The study also proposes cutting corporate income tax and the cost of doing business for SMEs by 10pc for the next decade, conditional on digital registration and transactions. A ‘Data Exchange Layer’ and full adoption of the ‘Pakistan Digital Stack’ are advised to digitise governance and regulation, as well as the allocation of at least 15pc of bank loan portfolios for SMEs, with half earmarked for digital and ICT businesses, in order to provide low-interest loans and guarantees to tech firms. It also proposes capping payroll taxation at 15pc of income for ICT-exporting firms and offering tax credits for hiring local talent and a capital gains tax exemption on investments in tech start-ups.

Indeed, the proposals do not align with the main goals of fiscal consolidation of the $7bn IMF programme.

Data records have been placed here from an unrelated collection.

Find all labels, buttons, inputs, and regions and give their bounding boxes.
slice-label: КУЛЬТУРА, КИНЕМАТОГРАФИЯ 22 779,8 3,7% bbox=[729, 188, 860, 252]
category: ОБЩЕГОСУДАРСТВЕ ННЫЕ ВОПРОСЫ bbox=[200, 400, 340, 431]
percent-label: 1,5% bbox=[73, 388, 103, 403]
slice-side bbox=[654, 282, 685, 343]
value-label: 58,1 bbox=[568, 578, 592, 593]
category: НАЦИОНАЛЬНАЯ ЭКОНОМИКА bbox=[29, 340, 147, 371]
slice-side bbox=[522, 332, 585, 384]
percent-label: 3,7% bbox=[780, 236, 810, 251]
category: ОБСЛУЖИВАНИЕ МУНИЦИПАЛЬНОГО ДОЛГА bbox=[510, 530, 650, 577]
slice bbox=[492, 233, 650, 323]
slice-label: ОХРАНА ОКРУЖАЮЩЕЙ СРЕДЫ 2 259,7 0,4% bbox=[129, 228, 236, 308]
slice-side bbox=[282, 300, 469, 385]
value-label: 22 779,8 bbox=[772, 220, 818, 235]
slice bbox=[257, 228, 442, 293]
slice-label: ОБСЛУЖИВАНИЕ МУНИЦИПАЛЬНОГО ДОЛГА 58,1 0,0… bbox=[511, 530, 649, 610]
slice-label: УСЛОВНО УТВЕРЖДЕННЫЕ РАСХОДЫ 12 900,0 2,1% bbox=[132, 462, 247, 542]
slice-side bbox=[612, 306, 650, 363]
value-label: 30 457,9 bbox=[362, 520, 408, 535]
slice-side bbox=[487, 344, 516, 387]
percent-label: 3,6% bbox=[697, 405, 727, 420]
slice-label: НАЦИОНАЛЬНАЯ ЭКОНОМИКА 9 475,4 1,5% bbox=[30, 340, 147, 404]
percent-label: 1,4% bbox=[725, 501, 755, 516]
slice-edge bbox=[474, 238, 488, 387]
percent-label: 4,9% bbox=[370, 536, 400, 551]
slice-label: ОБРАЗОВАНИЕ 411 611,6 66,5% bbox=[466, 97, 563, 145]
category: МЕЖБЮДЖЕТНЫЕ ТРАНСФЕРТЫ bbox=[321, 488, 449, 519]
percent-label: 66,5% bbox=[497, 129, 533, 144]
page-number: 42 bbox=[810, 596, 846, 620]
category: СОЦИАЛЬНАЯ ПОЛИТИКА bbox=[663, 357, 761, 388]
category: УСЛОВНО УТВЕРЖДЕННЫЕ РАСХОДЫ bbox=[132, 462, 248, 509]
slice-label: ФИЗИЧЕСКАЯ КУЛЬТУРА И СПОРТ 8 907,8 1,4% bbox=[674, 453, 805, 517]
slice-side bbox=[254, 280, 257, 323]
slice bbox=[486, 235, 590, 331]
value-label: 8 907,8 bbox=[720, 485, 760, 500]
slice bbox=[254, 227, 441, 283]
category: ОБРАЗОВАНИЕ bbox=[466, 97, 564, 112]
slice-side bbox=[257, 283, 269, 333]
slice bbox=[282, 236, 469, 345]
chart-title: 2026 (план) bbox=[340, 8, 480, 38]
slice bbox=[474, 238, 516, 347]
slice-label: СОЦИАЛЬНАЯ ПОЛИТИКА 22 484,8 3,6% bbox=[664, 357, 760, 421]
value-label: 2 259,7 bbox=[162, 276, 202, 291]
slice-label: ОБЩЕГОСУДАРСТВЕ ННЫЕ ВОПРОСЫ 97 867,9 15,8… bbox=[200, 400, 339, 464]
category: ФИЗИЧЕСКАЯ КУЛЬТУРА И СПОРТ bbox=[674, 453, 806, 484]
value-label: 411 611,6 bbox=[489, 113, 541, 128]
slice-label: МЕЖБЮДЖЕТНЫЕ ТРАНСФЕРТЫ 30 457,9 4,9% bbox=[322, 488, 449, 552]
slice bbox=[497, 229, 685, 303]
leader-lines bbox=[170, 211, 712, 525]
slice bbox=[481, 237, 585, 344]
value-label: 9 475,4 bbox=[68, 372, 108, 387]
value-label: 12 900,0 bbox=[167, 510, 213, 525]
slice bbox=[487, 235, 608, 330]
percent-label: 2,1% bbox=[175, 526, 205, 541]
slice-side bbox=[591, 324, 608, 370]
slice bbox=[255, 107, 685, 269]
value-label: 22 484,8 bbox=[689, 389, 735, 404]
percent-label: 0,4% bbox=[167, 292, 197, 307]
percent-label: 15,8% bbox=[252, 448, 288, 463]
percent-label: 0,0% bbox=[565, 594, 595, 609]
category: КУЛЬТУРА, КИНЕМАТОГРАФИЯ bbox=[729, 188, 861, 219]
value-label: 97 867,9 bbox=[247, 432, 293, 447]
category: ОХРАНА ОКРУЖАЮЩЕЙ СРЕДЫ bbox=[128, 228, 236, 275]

The FBR will also resist such steps as they are likely to cause a big dent in its revenues without alternative tax mobilisation sources to make up for potential losses. Nevertheless, it should be stressed that Pakistan and its economy stand at a point where they need to shift to digital technology and move out of recurring crises. The challenges notwithstanding, digital technology affords Pakistan a unique opportunity to transform itself into a dynamic digital economy to boost productivity and competitiveness, improve governance and empower its citizens.